Oracle will pay US$9.50 per share in cash for Sun, or US$5.6 billion net of Sun's cash and debt, according to Oracle. The move follows Oracle's purchases of a raft of companies in the last few years, including Siebel, PeopleSoft and BEA Systems.
Sun shares rose by $2.41 to $9.10 in trading about a an hour after the market opened, while Oracle shares declined by $1.03 to $18.03. Shares of the buying company in big mergers and acquisitions often sink at first as investors debate the relative merits of laying out large amounts of cash for the acquisition.
The deal comes after Sun reportedly walked away from an offer from IBM a few weeks ago. Though there were rumors Oracle might purchase Sun, it has never before had a hardware or server OS business, a market in which a significant amount of Sun's assets are tied, so the deal seemed unlikely. However, Sun's Solaris long has been a successful platform for Oracle's database business.

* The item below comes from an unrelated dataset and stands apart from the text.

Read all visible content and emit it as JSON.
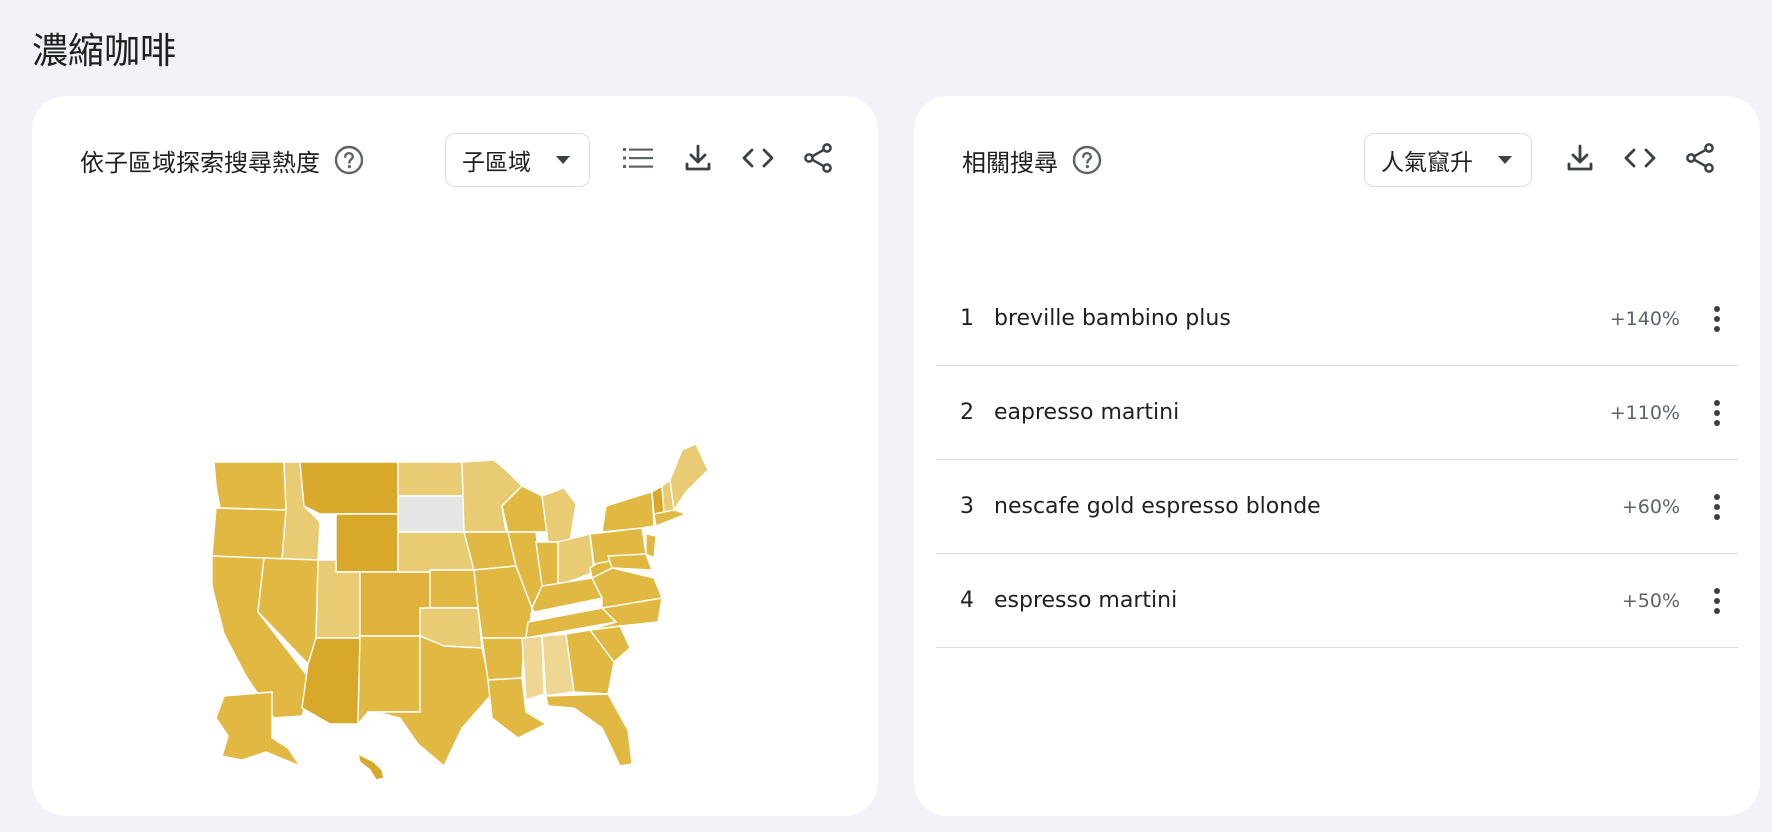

The two companies also have areas of common interest in their support for Java software, one of the only areas where the companies' product lines overlap. Sun has an open-source Java application server called Glassfish that Oracle likely will hold onto, although the fate of Sun's other commercial Java software, the Java Enterprise System (JES), is unknown.
Oracle also had overlap in this area when it purchased BEA, but BEA WebLogic had significant installed base, and Oracle kept the product alive. Sun's installed base for JES is smaller, so Oracle may choose not to hold onto it.
Indeed, on a conference call Monday, Oracle CEO Larry Ellison said Java and Solaris were the two main reasons Oracle purchased Sun, a move that is in line with Oracle's acquisition strategy to buy companies with "market-leading products."
Calling Java "the single most important software asset we have ever acquired," he said Oracle's Java-based middleware business, bolstered first by the BEA acquisition and now by the purchase of Sun, is on track to become as large as Oracle's flagship database business. Oracle's Fusion middleware is based on Java.
Oracle also considers Solaris "by far the best Unix technology available in the market," which is why more Oracle databases run on that OS than any other, Ellison said. He said Oracle's enterprise customers running both products will be able to experience new benefits by technical integration of the products.